Les autorités britanniques ont indiqué qu’ils n’adopteront pas la directive controversée de l’Union européenne sur le droit d’auteur après le Brexit prévu le 31 janvier. Les défenseurs de la liberté d’expression ont déclaré que cette directive pourrait étouffer l’expression en ligne à cause de la mise en place des filtres de téléchargement et des taxes sur les liens. En effet, le filtre de téléchargement exige que certains sites analysent un contenu téléchargé pour voir si ce dernier viole ou non le droit d’auteur. La taxe sur les liens quant à elle permet aux journaux et aux éditeurs de facturer les articles liés à leur contenu. Chris Skidmore, le ministre britannique des universités, des sciences, de la recherche et de l’innovation, a déclaré que le Royaume-Uni n’avait tout simplement pas le temps de mettre en œuvre la directive sur le droit d’auteur avant de quitter l’UE. Il a souligné clairement que le pays n’est pas obligé de la mettre en œuvre et que le gouvernement n’a pas aussi l’intention de le faire. Cependant, toute modification future du cadre du droit d’auteur britannique sera considérée comme faisant partie d’un processus habituel de politique intérieure. La directive européenne sur le droit d’auteur est entrée en vigueur depuis l’année dernière. Toutefois, les pays membres de l’UE ont encore jusqu’en juin 2021 pour appliquer les lois pertinentes dans leur propre pays. Les grandes entreprises technologiques comme Google et Facebook ont indiqué que les concessions concernant cette directive ne sont pas suffisantes, et qu’elle pourrait nuire aux utilisateurs d’internet.

La déclaration des autorités britanniques ne signifie pas pour autant que le Royaume-Uni n’appliquera pas des lois similaires plus tard.

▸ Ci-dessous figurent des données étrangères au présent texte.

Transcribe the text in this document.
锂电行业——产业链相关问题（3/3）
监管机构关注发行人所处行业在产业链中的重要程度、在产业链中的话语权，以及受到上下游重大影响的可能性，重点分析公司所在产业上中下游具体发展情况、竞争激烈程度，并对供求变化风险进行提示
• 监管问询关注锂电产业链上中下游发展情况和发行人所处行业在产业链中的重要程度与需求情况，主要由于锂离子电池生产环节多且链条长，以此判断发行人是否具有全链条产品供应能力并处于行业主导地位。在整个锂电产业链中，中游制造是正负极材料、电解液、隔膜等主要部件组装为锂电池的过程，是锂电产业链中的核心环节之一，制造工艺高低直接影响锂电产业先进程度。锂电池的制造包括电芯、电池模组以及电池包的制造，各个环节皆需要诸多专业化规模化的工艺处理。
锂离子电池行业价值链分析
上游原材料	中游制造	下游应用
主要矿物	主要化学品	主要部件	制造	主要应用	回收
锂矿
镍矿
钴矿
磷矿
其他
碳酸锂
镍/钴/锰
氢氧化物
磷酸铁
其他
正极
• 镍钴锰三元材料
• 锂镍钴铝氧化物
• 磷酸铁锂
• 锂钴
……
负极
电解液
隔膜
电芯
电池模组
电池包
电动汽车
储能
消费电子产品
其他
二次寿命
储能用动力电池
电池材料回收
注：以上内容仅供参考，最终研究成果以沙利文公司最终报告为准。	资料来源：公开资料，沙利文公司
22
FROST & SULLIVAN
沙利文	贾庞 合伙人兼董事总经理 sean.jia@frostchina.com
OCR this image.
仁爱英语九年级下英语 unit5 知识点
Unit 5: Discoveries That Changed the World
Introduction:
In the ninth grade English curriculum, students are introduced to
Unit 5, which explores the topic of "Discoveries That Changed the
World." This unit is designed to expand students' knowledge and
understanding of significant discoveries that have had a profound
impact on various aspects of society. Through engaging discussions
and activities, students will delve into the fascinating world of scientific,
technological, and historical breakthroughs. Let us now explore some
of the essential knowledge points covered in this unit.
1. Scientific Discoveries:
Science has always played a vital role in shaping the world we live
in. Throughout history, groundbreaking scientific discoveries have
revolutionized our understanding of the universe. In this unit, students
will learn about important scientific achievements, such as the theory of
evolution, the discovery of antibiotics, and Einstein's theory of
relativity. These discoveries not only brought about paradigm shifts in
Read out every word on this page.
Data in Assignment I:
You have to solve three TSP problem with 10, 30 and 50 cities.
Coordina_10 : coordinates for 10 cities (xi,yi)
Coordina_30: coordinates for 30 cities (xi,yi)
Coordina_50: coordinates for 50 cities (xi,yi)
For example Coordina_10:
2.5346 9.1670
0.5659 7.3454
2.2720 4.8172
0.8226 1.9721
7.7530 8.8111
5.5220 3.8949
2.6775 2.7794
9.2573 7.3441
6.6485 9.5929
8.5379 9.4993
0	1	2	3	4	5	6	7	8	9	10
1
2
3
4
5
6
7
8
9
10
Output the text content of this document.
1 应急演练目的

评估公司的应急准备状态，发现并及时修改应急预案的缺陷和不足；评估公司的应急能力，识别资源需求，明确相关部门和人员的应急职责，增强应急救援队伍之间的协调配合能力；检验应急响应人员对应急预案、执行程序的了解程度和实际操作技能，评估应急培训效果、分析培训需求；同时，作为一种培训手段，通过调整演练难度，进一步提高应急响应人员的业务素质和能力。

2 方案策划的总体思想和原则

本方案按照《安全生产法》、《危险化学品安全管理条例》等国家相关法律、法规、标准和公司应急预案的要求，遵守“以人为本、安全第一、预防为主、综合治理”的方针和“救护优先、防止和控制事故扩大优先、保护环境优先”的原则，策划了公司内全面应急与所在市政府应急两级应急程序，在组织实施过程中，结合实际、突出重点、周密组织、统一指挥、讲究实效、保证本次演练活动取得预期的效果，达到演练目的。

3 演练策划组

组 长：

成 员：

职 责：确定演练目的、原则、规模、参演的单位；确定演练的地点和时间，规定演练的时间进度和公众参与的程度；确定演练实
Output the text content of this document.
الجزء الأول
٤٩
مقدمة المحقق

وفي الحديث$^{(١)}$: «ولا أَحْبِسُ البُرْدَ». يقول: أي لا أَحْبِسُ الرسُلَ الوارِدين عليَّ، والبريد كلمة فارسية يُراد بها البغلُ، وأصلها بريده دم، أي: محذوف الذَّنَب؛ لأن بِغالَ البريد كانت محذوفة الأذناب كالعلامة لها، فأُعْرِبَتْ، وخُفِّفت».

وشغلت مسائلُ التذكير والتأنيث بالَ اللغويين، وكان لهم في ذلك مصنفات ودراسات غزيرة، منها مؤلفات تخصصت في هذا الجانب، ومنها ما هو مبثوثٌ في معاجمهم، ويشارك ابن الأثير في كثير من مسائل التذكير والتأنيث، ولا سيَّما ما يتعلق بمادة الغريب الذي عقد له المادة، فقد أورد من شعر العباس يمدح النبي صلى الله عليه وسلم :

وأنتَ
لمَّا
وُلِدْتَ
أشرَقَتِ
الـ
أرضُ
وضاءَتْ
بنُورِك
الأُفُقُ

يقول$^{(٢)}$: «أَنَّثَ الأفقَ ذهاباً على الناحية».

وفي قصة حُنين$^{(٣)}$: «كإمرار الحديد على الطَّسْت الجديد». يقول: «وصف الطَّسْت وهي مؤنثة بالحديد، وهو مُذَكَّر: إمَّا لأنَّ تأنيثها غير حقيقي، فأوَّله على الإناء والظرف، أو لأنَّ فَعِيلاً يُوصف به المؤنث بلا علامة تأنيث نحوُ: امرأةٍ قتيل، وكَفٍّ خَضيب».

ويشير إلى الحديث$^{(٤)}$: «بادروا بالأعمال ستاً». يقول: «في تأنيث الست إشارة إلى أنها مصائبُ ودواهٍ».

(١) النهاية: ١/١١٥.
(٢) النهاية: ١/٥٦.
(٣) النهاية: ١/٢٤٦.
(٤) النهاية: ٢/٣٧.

Nigel Adams, le ministre des Sports, des médias et de l’industrie créative du gouvernement britannique, a déclaré lors d’un récent débat sur l’industrie de la musique que les titulaires de droits d’auteur comme les labels de musique pourraient influencer la politique sur le droit d’auteur à l’avenir. D’après lui, les autorités britanniques soutiennent partiellement les objectifs généraux de la directive sur le droit d’auteur. Il a aussi ajouté que les autorités font actuellement tout leur possible pour protéger les droits des créateurs et les droits des utilisateurs qui consomment de la musique.